The parallel with Ashoka’s reign and his own regime that Nehru may have sought to establish can be disputed. Opinion varies. Not everyone, especially abroad, accepted India’s first prime minister as the apostle of peace. Not everyone saw India as a soft State. Nowadays Indians are positively encouraged not to hold Nehru in too much esteem. Much is also made of his perceived weaknesses at the negotiating table as well as on the field of battle. But whatever Nehru’s failings, and whether his India was soft or hard, it may be significant that the pleasant expression on the faces of his four lions is infinitely preferable to the snarling beasts of the Ashokan Capital in the new Parliament.

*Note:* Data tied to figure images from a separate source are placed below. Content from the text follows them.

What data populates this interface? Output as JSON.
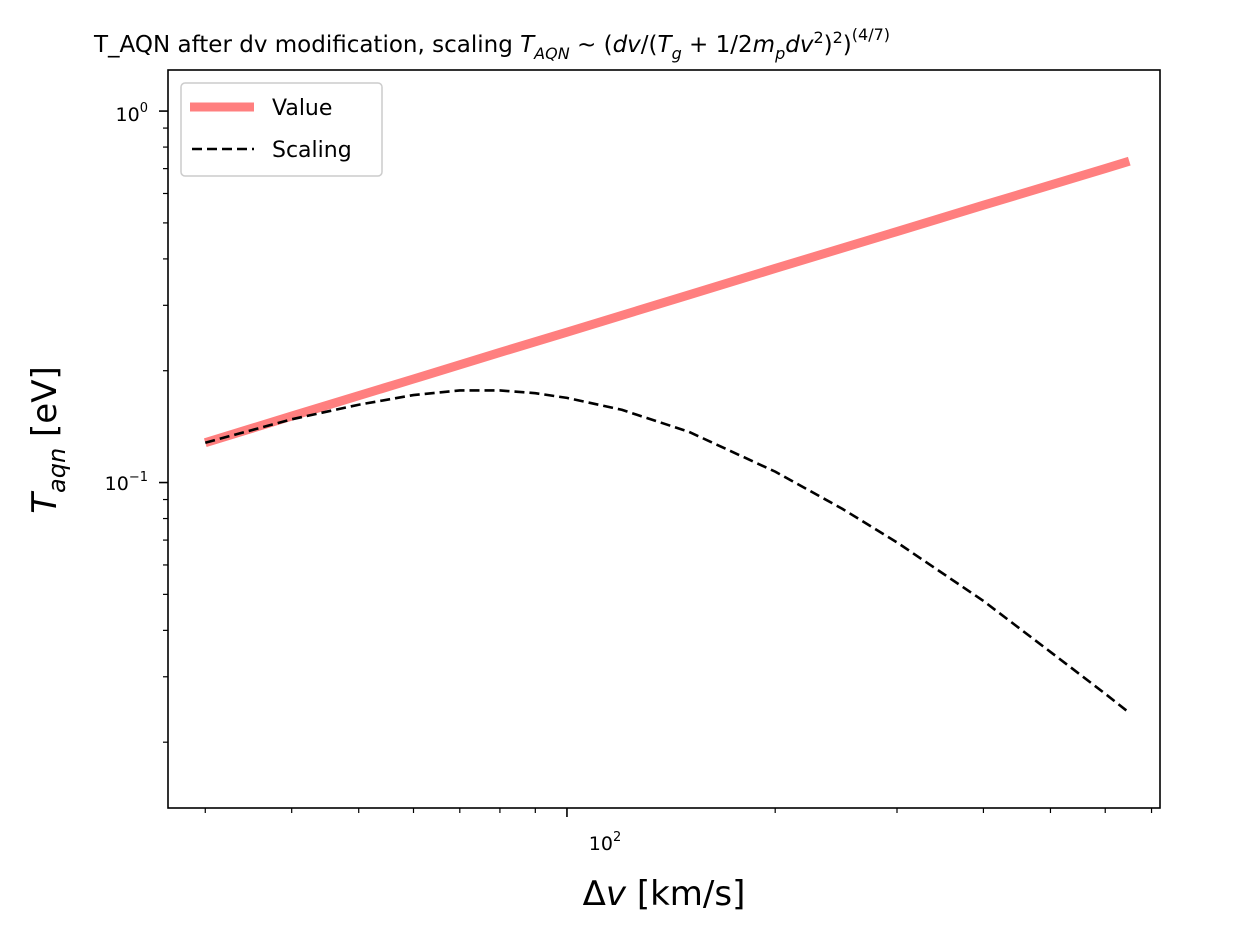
{
  "chart_data": {
    "type": "line",
    "title": "T_AQN after dv modification, scaling",
    "title_formula": {
      "T": "T",
      "aqn_sub": "AQN",
      "sim": " ~ (",
      "dv": "dv",
      "slash": "/(",
      "Tg": "T",
      "g_sub": "g",
      "plus": " + 1/2",
      "m": "m",
      "p_sub": "p",
      "dv2": "dv",
      "sq1": "2",
      "close": ")",
      "sq2": "2",
      "close2": ")",
      "exp": "(4/7)"
    },
    "xlabel": {
      "delta": "Δ",
      "v": "v",
      "unit": " [km/s]"
    },
    "ylabel": {
      "T": "T",
      "sub": "aqn",
      "unit": " [eV]"
    },
    "x_scale": "log",
    "y_scale": "log",
    "xlim": [
      26.5,
      720
    ],
    "ylim": [
      0.0133,
      1.29
    ],
    "x_ticks": [
      {
        "value": 100,
        "base": "10",
        "exp": "2"
      }
    ],
    "y_ticks": [
      {
        "value": 1,
        "base": "10",
        "exp": "0"
      },
      {
        "value": 0.1,
        "base": "10",
        "exp": "−1"
      }
    ],
    "grid": false,
    "legend_position": "upper-left",
    "series": [
      {
        "name": "Value",
        "color": "#ff7f7f",
        "style": "solid",
        "x": [
          30,
          40,
          60,
          80,
          100,
          150,
          200,
          300,
          400,
          500,
          600,
          650
        ],
        "y": [
          0.128,
          0.151,
          0.19,
          0.224,
          0.254,
          0.32,
          0.377,
          0.474,
          0.558,
          0.632,
          0.7,
          0.733
        ]
      },
      {
        "name": "Scaling",
        "color": "#000000",
        "style": "dashed",
        "x": [
          30,
          40,
          50,
          60,
          70,
          80,
          90,
          100,
          120,
          150,
          200,
          250,
          300,
          400,
          500,
          600,
          650
        ],
        "y": [
          0.128,
          0.148,
          0.162,
          0.172,
          0.177,
          0.177,
          0.174,
          0.169,
          0.157,
          0.137,
          0.107,
          0.085,
          0.069,
          0.048,
          0.035,
          0.027,
          0.024
        ]
      }
    ]
  }
}
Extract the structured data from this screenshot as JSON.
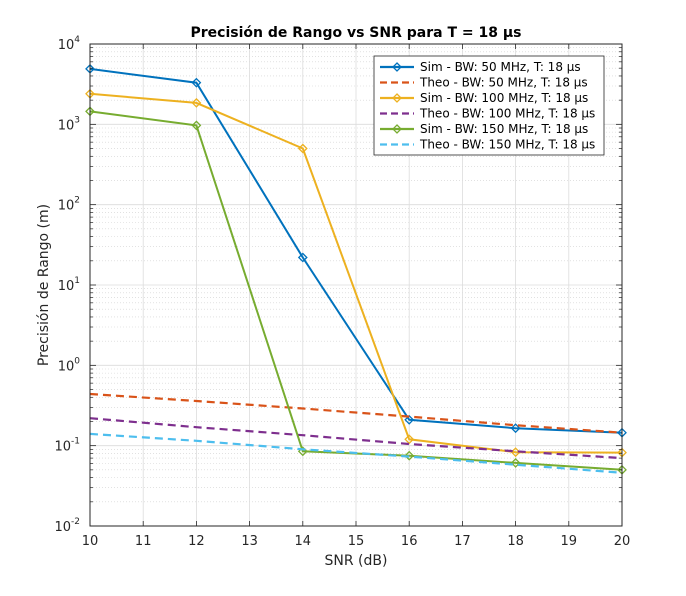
{
  "chart_data": {
    "type": "line",
    "title": "Precisión de Rango vs SNR para T = 18 µs",
    "xlabel": "SNR (dB)",
    "ylabel": "Precisión de Rango (m)",
    "xlim": [
      10,
      20
    ],
    "ylim": [
      0.01,
      10000
    ],
    "yscale": "log",
    "grid": true,
    "minor_grid": true,
    "legend_position": "top-right",
    "x_ticks": [
      "10",
      "11",
      "12",
      "13",
      "14",
      "15",
      "16",
      "17",
      "18",
      "19",
      "20"
    ],
    "y_ticks": [
      {
        "base": "10",
        "exp": "-2"
      },
      {
        "base": "10",
        "exp": "-1"
      },
      {
        "base": "10",
        "exp": "0"
      },
      {
        "base": "10",
        "exp": "1"
      },
      {
        "base": "10",
        "exp": "2"
      },
      {
        "base": "10",
        "exp": "3"
      },
      {
        "base": "10",
        "exp": "4"
      }
    ],
    "series": [
      {
        "name": "Sim - BW: 50 MHz, T: 18 µs",
        "style": "solid-marker",
        "color": "#0072BD",
        "x": [
          10,
          12,
          14,
          16,
          18,
          20
        ],
        "y": [
          4900,
          3300,
          22,
          0.21,
          0.165,
          0.145
        ]
      },
      {
        "name": "Theo - BW: 50 MHz, T: 18 µs",
        "style": "dashed",
        "color": "#D95319",
        "x": [
          10,
          12,
          14,
          16,
          18,
          20
        ],
        "y": [
          0.44,
          0.36,
          0.29,
          0.23,
          0.18,
          0.145
        ]
      },
      {
        "name": "Sim - BW: 100 MHz, T: 18 µs",
        "style": "solid-marker",
        "color": "#EDB120",
        "x": [
          10,
          12,
          14,
          16,
          18,
          20
        ],
        "y": [
          2400,
          1850,
          500,
          0.12,
          0.083,
          0.082
        ]
      },
      {
        "name": "Theo - BW: 100 MHz, T: 18 µs",
        "style": "dashed",
        "color": "#7E2F8E",
        "x": [
          10,
          12,
          14,
          16,
          18,
          20
        ],
        "y": [
          0.22,
          0.17,
          0.135,
          0.105,
          0.085,
          0.07
        ]
      },
      {
        "name": "Sim - BW: 150 MHz, T: 18 µs",
        "style": "solid-marker",
        "color": "#77AC30",
        "x": [
          10,
          12,
          14,
          16,
          18,
          20
        ],
        "y": [
          1450,
          970,
          0.085,
          0.075,
          0.061,
          0.05
        ]
      },
      {
        "name": "Theo - BW: 150 MHz, T: 18 µs",
        "style": "dashed",
        "color": "#4DBEEE",
        "x": [
          10,
          12,
          14,
          16,
          18,
          20
        ],
        "y": [
          0.14,
          0.115,
          0.09,
          0.073,
          0.058,
          0.046
        ]
      }
    ]
  }
}
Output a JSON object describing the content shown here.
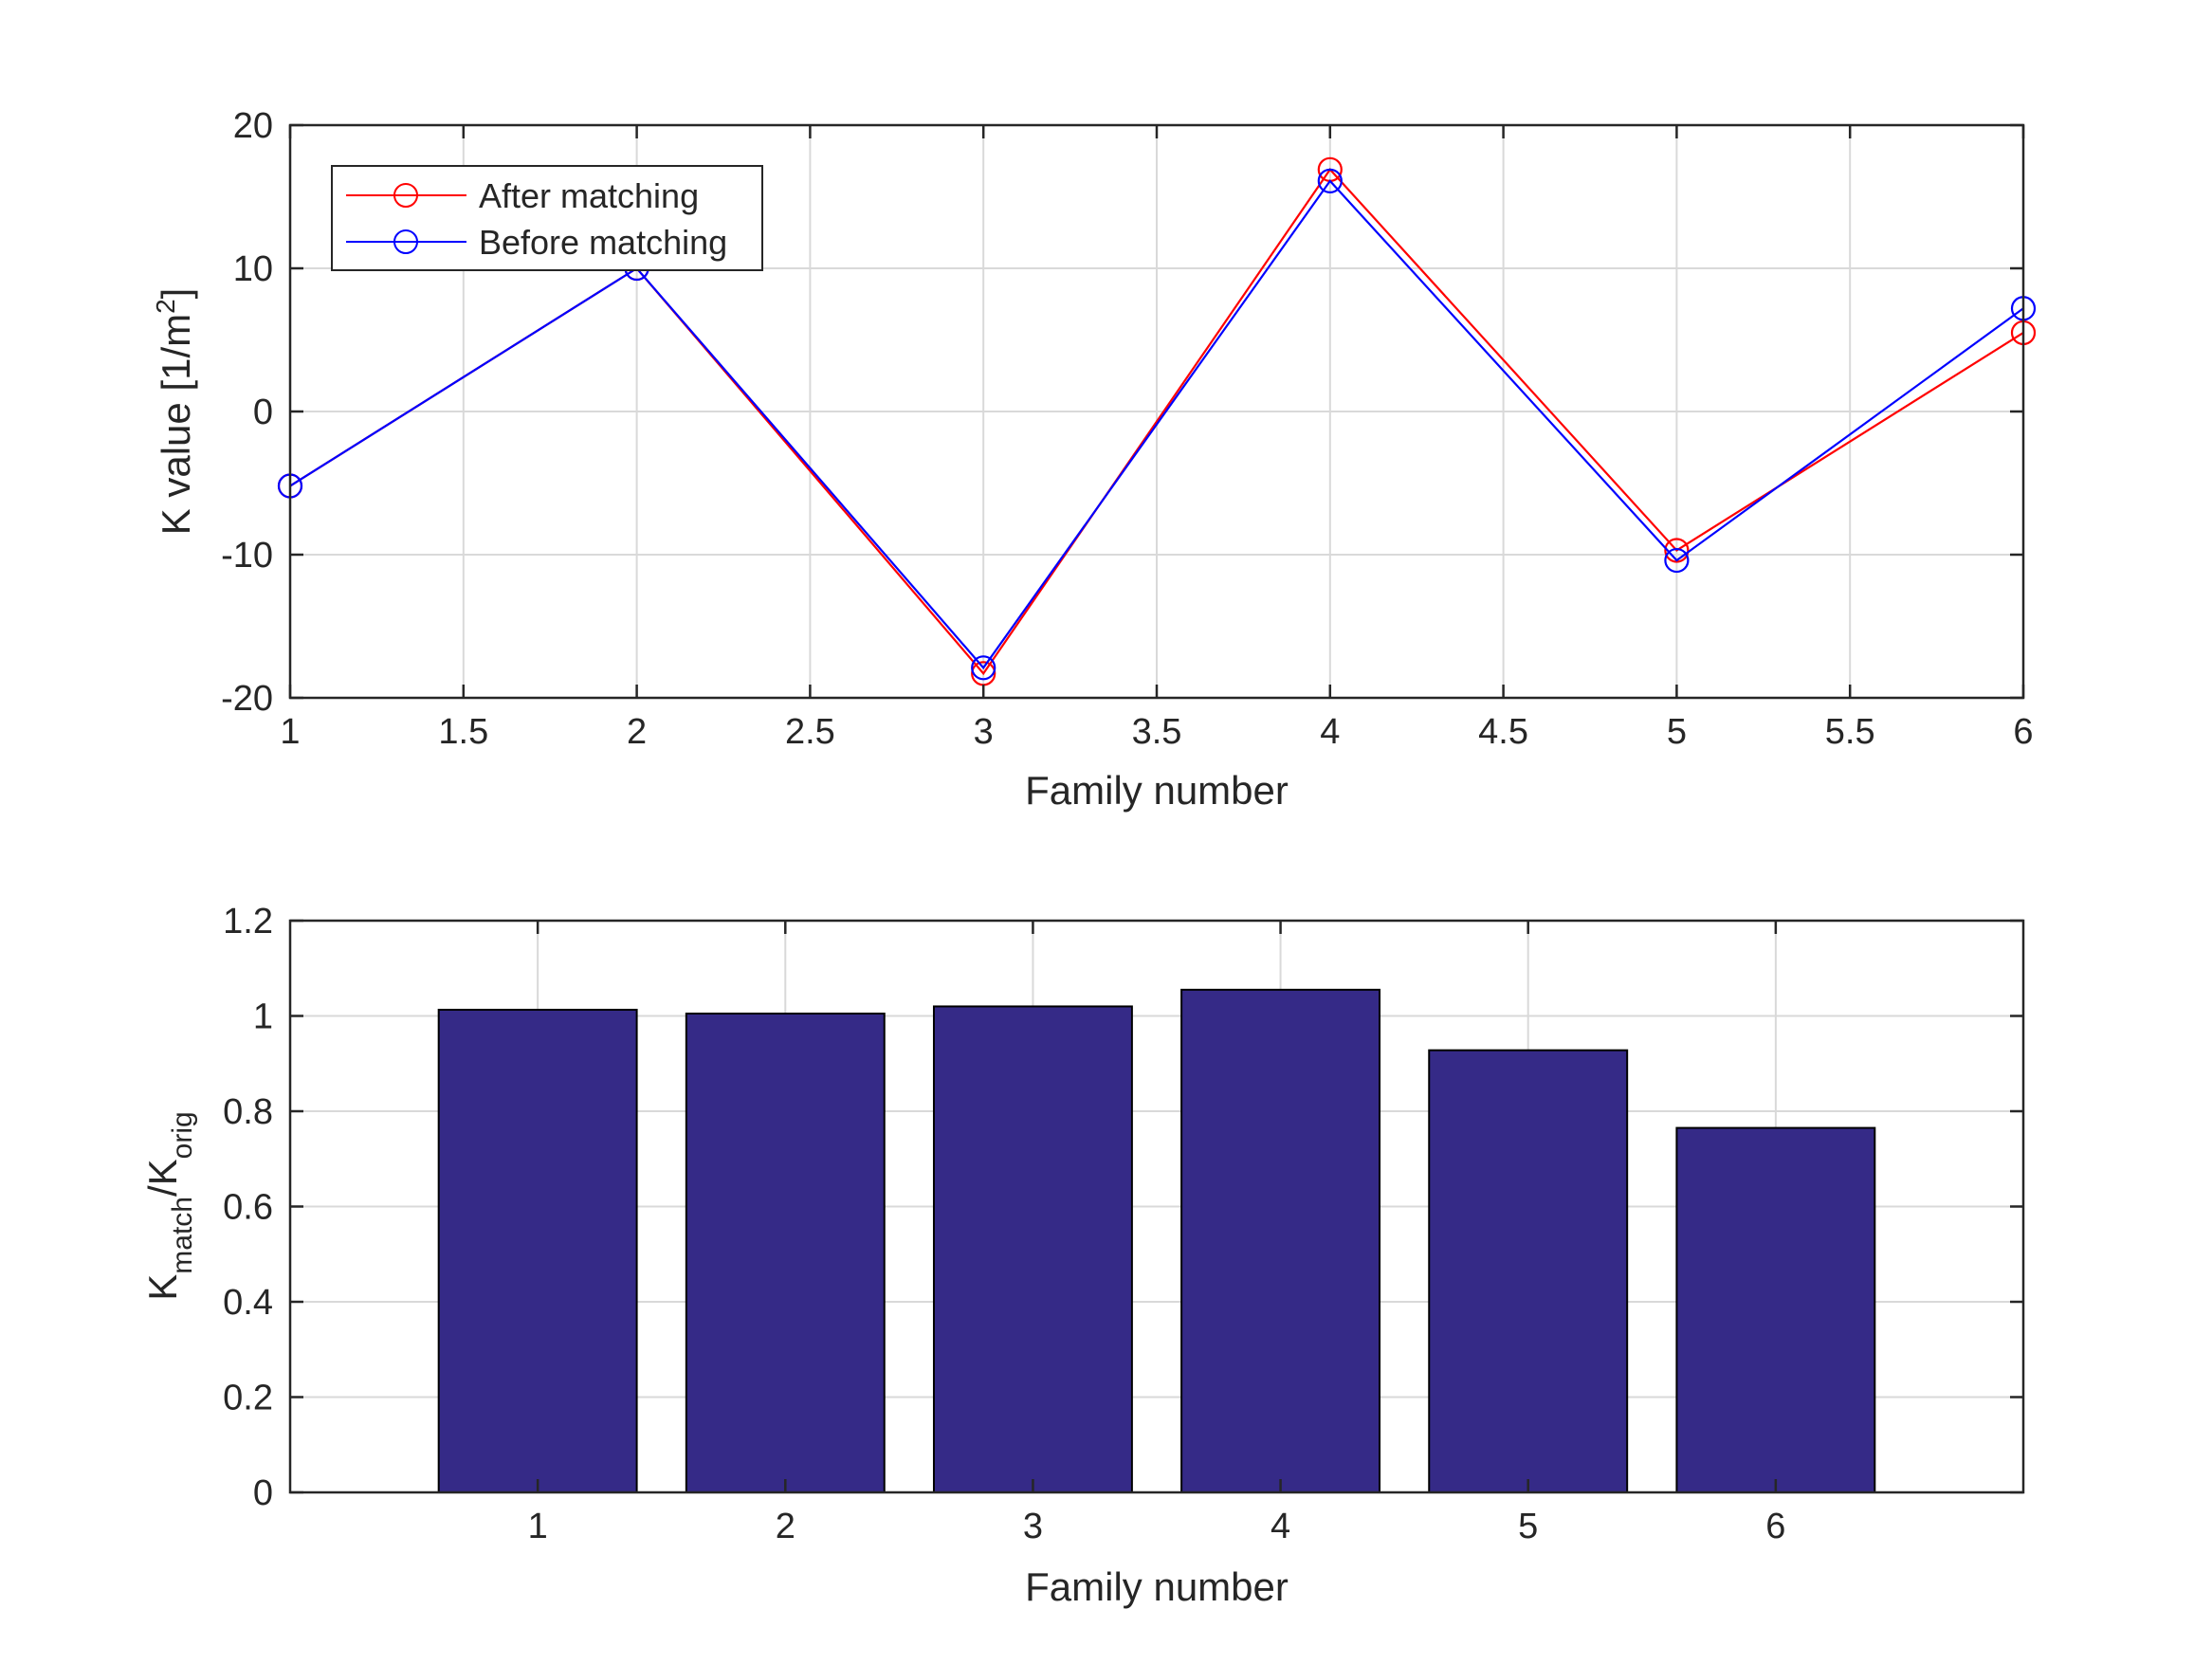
{
  "chart_data": [
    {
      "type": "line",
      "xlabel": "Family number",
      "ylabel": "K value [1/m",
      "ylabel_sup": "2",
      "ylabel_end": "]",
      "xlim": [
        1,
        6
      ],
      "ylim": [
        -20,
        20
      ],
      "grid": true,
      "legend_placement": "top-left",
      "x": [
        1,
        2,
        3,
        4,
        5,
        6
      ],
      "xticks": [
        "1",
        "1.5",
        "2",
        "2.5",
        "3",
        "3.5",
        "4",
        "4.5",
        "5",
        "5.5",
        "6"
      ],
      "yticks": [
        "-20",
        "-10",
        "0",
        "10",
        "20"
      ],
      "series": [
        {
          "name": "After matching",
          "color": "#ff0000",
          "marker": "circle",
          "values": [
            -5.2,
            10.0,
            -18.3,
            16.9,
            -9.7,
            5.5
          ]
        },
        {
          "name": "Before matching",
          "color": "#0000ff",
          "marker": "circle",
          "values": [
            -5.2,
            10.0,
            -17.9,
            16.1,
            -10.4,
            7.2
          ]
        }
      ]
    },
    {
      "type": "bar",
      "xlabel": "Family number",
      "ylabel_main": "K",
      "ylabel_sub1": "match",
      "ylabel_mid": "/K",
      "ylabel_sub2": "orig",
      "ylim": [
        0,
        1.2
      ],
      "grid": true,
      "categories": [
        "1",
        "2",
        "3",
        "4",
        "5",
        "6"
      ],
      "values": [
        1.013,
        1.005,
        1.02,
        1.055,
        0.928,
        0.765
      ],
      "yticks": [
        "0",
        "0.2",
        "0.4",
        "0.6",
        "0.8",
        "1",
        "1.2"
      ],
      "bar_color": "#352a87"
    }
  ]
}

Wisdom lies in accepting facts and making the best of them. It’s no disrespect to India’s navy to acknowledge that it was an imperial creation (like the rest of the armed forces, the civil service or the judiciary) and fulfilled its stated purpose with courage and dignity. But no amount of flattery on the eve of elections in which the Marathi vote counts can succeed in transforming the ‘Honourable East India Company’s Marine’ whose first fighting ships arrived in India on September 5, 1612 into an instrument of liberation gifted by Shivaji.
We cannot pretend that sailors of the Indian navy (whatever its name at the time) did not help to end the Mutiny of 1857 by breaching the gates of Delhi. Or that a contingent of 100 ratings and seven officers did not participate in the siege of Multan that brought low Ranjit Singh’s Sikh empire. Or that the sloop, HMIS Sutlej, did not occupy Japan together with other Allied forces after World War II. As for the fervent appeals to Mahratta sentiment, it was the Bombay Marine’s ship, Protector, that attacked, bombarded and destroyed Tulaji Angre’s fort at Severndroog between Bombay and Goa. The 1946 mutiny involving 78 ships, 20 shore establishments and some 20,000 sailors may have sent a sombre political message to the rest of a country that was already in ferment, but it cannot alter the Royal Indian Navy’s proud record of more than three centuries of service against the perceived enemies of the British raj in India.
To conquer the future, Indians must learn to live with their actual past.